I am trying to understand if (Java) implementation of GraphQL is smart enough to cancel scheduled fetching of data if an exception is thrown during execution of one of the fetchers?
An example would be that I run a single query to retrieve all orders for a customer. Let's say that the customer has 100 orders. That means GraphQL should make 100 calls to retrieve details for each order, but halfway during the execution one of the calls fail - 49 requests have already succeeded, 50th failed, 50 more requests to go. GraphQL will break the ongoing execution of the query and will immediately return an error to the client. But will it make the remaining 50 calls or not?

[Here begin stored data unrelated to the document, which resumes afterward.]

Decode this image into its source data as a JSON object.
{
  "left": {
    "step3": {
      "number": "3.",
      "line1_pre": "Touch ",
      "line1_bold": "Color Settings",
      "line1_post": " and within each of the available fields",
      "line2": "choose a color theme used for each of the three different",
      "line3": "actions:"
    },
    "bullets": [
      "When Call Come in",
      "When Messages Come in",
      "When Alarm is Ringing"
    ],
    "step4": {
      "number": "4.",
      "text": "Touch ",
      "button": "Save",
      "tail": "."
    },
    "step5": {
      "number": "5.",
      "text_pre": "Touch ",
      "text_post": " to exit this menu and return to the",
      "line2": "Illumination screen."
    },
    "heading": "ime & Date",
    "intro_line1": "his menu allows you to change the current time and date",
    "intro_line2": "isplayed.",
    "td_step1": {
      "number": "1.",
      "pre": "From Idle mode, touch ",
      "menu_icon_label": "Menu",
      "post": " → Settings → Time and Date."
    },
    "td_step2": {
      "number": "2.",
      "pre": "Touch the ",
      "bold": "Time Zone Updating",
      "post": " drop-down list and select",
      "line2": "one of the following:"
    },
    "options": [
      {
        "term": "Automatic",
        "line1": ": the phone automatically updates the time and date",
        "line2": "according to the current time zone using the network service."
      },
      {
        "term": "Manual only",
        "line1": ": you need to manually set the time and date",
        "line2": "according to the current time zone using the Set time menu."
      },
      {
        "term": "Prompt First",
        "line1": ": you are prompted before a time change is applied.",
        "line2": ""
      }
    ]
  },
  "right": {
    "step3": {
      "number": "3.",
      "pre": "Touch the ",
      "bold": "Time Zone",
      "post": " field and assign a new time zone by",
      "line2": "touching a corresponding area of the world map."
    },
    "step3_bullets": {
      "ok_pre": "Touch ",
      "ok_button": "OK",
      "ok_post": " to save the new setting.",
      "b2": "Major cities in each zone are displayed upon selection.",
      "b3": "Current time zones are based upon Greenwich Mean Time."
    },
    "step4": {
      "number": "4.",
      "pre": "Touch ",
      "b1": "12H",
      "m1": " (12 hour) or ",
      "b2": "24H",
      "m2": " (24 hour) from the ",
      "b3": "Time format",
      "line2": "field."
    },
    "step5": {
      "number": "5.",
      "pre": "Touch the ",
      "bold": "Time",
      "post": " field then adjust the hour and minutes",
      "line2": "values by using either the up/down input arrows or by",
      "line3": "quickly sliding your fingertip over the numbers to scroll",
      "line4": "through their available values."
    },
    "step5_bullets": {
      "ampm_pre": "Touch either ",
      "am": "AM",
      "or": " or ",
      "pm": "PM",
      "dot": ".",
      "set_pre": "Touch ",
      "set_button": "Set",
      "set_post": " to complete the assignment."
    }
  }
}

That means GraphQL should make 100 calls to retrieve details for each order
It must call the resolver function 100 times, but whether that means 100 network calls or not is up to you. Nothing preventing you to batch-load all 100 in 1 network request (if the API permits it).
GraphQL will break the ongoing execution of the query and will immediately return an error to the client.

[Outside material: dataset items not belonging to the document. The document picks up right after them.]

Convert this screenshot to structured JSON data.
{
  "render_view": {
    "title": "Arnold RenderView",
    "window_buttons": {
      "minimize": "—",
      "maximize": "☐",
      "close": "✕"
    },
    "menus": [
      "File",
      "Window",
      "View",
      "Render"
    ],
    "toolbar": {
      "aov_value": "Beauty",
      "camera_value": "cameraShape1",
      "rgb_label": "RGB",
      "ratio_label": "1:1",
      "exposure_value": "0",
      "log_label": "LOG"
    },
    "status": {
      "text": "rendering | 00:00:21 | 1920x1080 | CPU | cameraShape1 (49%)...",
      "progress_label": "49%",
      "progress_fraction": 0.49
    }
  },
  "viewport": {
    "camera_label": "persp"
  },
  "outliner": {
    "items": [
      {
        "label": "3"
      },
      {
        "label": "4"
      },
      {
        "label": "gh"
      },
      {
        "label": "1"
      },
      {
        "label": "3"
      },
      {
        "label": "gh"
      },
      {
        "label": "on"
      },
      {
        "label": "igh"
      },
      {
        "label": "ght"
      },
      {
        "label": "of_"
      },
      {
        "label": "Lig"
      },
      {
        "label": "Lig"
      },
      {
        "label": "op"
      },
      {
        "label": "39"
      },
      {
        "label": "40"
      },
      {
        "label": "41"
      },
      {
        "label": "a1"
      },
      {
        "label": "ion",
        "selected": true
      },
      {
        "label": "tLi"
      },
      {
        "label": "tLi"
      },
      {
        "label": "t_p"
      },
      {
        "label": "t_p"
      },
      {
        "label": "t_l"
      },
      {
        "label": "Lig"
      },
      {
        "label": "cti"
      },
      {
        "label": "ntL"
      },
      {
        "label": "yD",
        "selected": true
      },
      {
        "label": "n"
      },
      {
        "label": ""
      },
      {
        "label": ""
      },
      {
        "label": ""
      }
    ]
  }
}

This only happens if you throw AbortExecutionException
, otherwise the next node will get processed as normal. Partial results are the norm in GraphQL. One erroneous list element does not prevent all the others from resolving. As Ken Chan noted, this behavior is described by the spec.

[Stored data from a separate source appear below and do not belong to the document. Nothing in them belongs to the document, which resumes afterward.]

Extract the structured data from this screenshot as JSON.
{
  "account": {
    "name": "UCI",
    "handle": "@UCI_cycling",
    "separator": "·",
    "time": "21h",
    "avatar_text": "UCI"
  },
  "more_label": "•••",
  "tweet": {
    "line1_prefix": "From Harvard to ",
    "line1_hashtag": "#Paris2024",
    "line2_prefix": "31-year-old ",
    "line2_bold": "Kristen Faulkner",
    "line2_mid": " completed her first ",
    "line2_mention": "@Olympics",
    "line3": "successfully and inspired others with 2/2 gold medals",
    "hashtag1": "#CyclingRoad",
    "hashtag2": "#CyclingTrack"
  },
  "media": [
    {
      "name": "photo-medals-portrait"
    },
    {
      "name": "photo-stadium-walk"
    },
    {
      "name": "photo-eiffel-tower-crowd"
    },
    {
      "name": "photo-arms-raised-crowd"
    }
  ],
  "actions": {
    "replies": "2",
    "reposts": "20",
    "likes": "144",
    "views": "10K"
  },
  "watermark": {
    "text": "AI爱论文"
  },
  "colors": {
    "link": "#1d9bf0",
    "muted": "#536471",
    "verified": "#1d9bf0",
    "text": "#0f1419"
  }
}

How the query gets executed is very much in your hands. If it's all synchronous, and you interrupt the execution with an AbortExecutionException
, then no further call will be made. If you dispatch async requests (by returning a CompletionStage
e.g. CompletableFuture
), there's no general mechanism in Java to interrupt those tasks. When you cancel a CompletableFuture
, it does not interrupt the underlying thread. Even more insanely, it can not even propagate the cancellation to the previous CompletionStage
s. This is a Java problem, not GraphQL or graphql-java specific at all. You have to come up with non trivial machinery to enable this. One way would perhaps be to use Tascalate Concurrent, as it allows cancellation propagation and thread interruption. You still need to implement your tasks in a way to actually react to interruptions. So the bulk of the work is on you.